Дьяк выглянул в окно, даже высунулся, словно бы там, снаружи, собирался искать подходящую рукопись. Ничего, очевидно, не нашел и неспешно вернулся в комнату, чтобы достать лист из подголовка. Когда Федька непроизвольно подвинулась глянуть, он придержал ее властным жестом и позволил подойти лишь после того, как прикрыл большую часть листа, оставив несколько строк. В указанном месте польскими буквами значилось:

«Izwesczali na tebie riazieskie bieglye kozaki dwadcat czelowiek. A w rosprosnych reczach ich napisano szto oni biezali ot twoei izgoni. Y to sie zdelalo milostiu boziu y pomoczu y berezeniem Mikifora Iwanowicza: weleno yz nich czeterech czelowiek poviesit, a ostalnych, biw knutom, soslat w Kuzneckou w pahatne».

Выше и ниже, как удалось подсмотреть, продолжалось обычное, русское письмо. Федька распрямилась и сказала по возможности бесстрастно:

– Слова-то русские. Только буквы польские.

С такой подсказкой дьяк и сам бы кое-что разобрал, даже не зная польского письма вовсе, но отказываться от Федькиных услуг считал теперь, наверное, ниже своего достоинства.

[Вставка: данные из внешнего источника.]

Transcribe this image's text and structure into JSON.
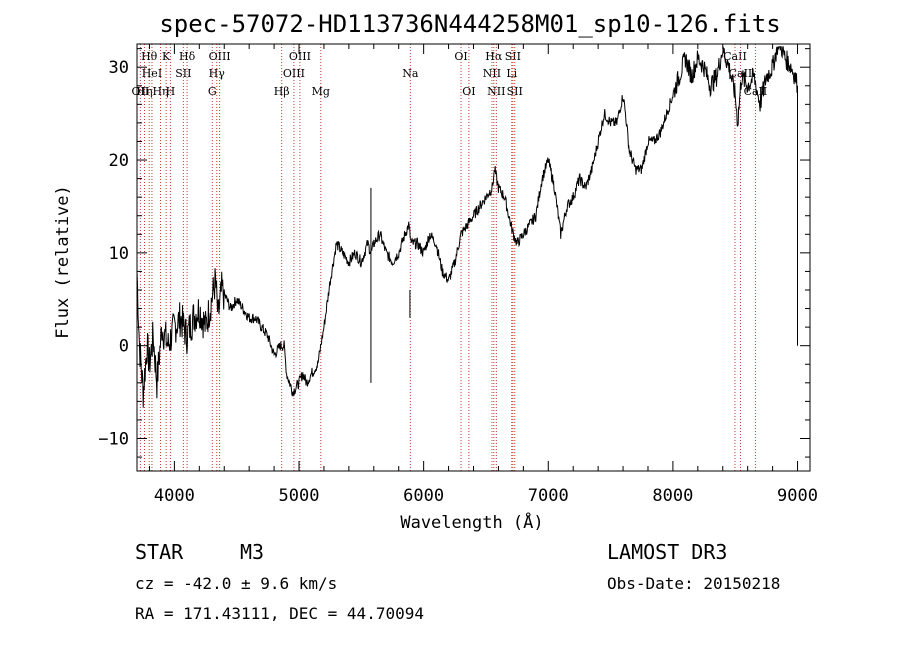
{
  "chart_data": {
    "type": "line",
    "title": "spec-57072-HD113736N444258M01_sp10-126.fits",
    "xlabel": "Wavelength (Å)",
    "ylabel": "Flux (relative)",
    "xlim": [
      3700,
      9100
    ],
    "ylim": [
      -13.5,
      32.5
    ],
    "xticks": [
      4000,
      5000,
      6000,
      7000,
      8000,
      9000
    ],
    "yticks": [
      -10,
      0,
      10,
      20,
      30
    ],
    "series": [
      {
        "name": "spectrum",
        "x": [
          3700,
          3720,
          3750,
          3780,
          3800,
          3830,
          3860,
          3900,
          3950,
          4000,
          4050,
          4100,
          4150,
          4200,
          4250,
          4300,
          4330,
          4350,
          4380,
          4420,
          4450,
          4500,
          4550,
          4600,
          4650,
          4700,
          4750,
          4800,
          4850,
          4880,
          4900,
          4950,
          5000,
          5030,
          5060,
          5100,
          5150,
          5200,
          5250,
          5300,
          5350,
          5400,
          5450,
          5500,
          5550,
          5580,
          5600,
          5650,
          5700,
          5750,
          5800,
          5850,
          5880,
          5900,
          5920,
          5950,
          6000,
          6050,
          6100,
          6150,
          6200,
          6250,
          6300,
          6350,
          6400,
          6450,
          6500,
          6550,
          6570,
          6600,
          6650,
          6700,
          6720,
          6750,
          6800,
          6850,
          6900,
          6950,
          7000,
          7050,
          7100,
          7150,
          7200,
          7250,
          7300,
          7350,
          7400,
          7450,
          7500,
          7550,
          7600,
          7620,
          7650,
          7700,
          7750,
          7800,
          7850,
          7900,
          7950,
          8000,
          8050,
          8100,
          8150,
          8200,
          8250,
          8300,
          8350,
          8400,
          8450,
          8500,
          8520,
          8550,
          8600,
          8650,
          8700,
          8750,
          8800,
          8850,
          8900,
          8950,
          8980,
          9000
        ],
        "y": [
          8,
          0,
          -5,
          0,
          -2,
          1,
          -4,
          2,
          0,
          2,
          3,
          1,
          3,
          4,
          2,
          5,
          7,
          3,
          6,
          5,
          4,
          5,
          4,
          3,
          3,
          2,
          1,
          -1,
          0,
          0,
          -3,
          -5,
          -4,
          -3,
          -4,
          -3,
          -2,
          2,
          7,
          11,
          10,
          9,
          10,
          9,
          11,
          10,
          11,
          12,
          10,
          9,
          10,
          12,
          13,
          11,
          11,
          11,
          10,
          12,
          11,
          8,
          7,
          9,
          12,
          13,
          14,
          15,
          16,
          17,
          19,
          17,
          16,
          13,
          12,
          11,
          12,
          13,
          14,
          18,
          20,
          17,
          12,
          15,
          16,
          18,
          17,
          19,
          22,
          25,
          24,
          24,
          27,
          25,
          21,
          19,
          19,
          22,
          22,
          23,
          25,
          27,
          29,
          31,
          29,
          31,
          30,
          28,
          29,
          32,
          30,
          27,
          24,
          29,
          28,
          29,
          26,
          29,
          30,
          33,
          31,
          30,
          29,
          28
        ]
      }
    ],
    "spikes": [
      {
        "x": 5577,
        "y": -4,
        "top": 17
      },
      {
        "x": 5890,
        "y": 3,
        "top": 6
      }
    ],
    "line_markers": [
      {
        "x": 3727,
        "label": "OII",
        "row": 3
      },
      {
        "x": 3760,
        "label": "Hη",
        "row": 3
      },
      {
        "x": 3798,
        "label": "Hθ",
        "row": 1
      },
      {
        "x": 3820,
        "label": "HeI",
        "row": 2
      },
      {
        "x": 3889,
        "label": "Hη",
        "row": 3
      },
      {
        "x": 3934,
        "label": "K",
        "row": 1
      },
      {
        "x": 3968,
        "label": "H",
        "row": 3
      },
      {
        "x": 4072,
        "label": "SII",
        "row": 2
      },
      {
        "x": 4102,
        "label": "Hδ",
        "row": 1
      },
      {
        "x": 4304,
        "label": "G",
        "row": 3
      },
      {
        "x": 4340,
        "label": "Hγ",
        "row": 2
      },
      {
        "x": 4363,
        "label": "OIII",
        "row": 1
      },
      {
        "x": 4861,
        "label": "Hβ",
        "row": 3
      },
      {
        "x": 4959,
        "label": "OIII",
        "row": 2
      },
      {
        "x": 5007,
        "label": "OIII",
        "row": 1
      },
      {
        "x": 5175,
        "label": "Mg",
        "row": 3
      },
      {
        "x": 5893,
        "label": "Na",
        "row": 2
      },
      {
        "x": 6300,
        "label": "OI",
        "row": 1
      },
      {
        "x": 6363,
        "label": "OI",
        "row": 3
      },
      {
        "x": 6548,
        "label": "NII",
        "row": 2
      },
      {
        "x": 6563,
        "label": "Hα",
        "row": 1
      },
      {
        "x": 6583,
        "label": "NII",
        "row": 3
      },
      {
        "x": 6707,
        "label": "Li",
        "row": 2
      },
      {
        "x": 6716,
        "label": "SII",
        "row": 1
      },
      {
        "x": 6731,
        "label": "SII",
        "row": 3
      },
      {
        "x": 8498,
        "label": "CaII",
        "row": 1
      },
      {
        "x": 8542,
        "label": "CaII",
        "row": 2
      },
      {
        "x": 8662,
        "label": "CaII",
        "row": 3
      }
    ]
  },
  "info": {
    "object_type": "STAR",
    "subclass": "M3",
    "survey": "LAMOST DR3",
    "cz": "cz = -42.0 ± 9.6 km/s",
    "obs_date": "Obs-Date: 20150218",
    "coords": "RA = 171.43111, DEC =  44.70094"
  },
  "colors": {
    "marker": "#c03a2b",
    "line": "#000000"
  }
}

– Читай, – кивнул он со строгой миной.

А Федька, перегнувшись через плечо дьяка, ощущая в щеку его неровное дыхание, стала шевелить губами, потирать лоб, всячески то есть затрудняться, показывая, что и ученый польскому человек не шибко-то умнее начальства будет.

– Извещали на тебя ряжеские беглые казаки двадцать человек. А в расспросных речах их написано… – она намеренно запиналась, – что они бежали от твоей изгони. И то милостью божией сделалось, помощью и бережением Никифора Ивановича: велено из них четырех человек повесить, а остальных, бив кнутом, сослать в Кузнецкий городок в пашенные крестьяне, – закончила она чуть быстрее, чем следовало, – трудно было сдержать естественную живость.

Дьяк однако никаких чувств не выказал и молчал.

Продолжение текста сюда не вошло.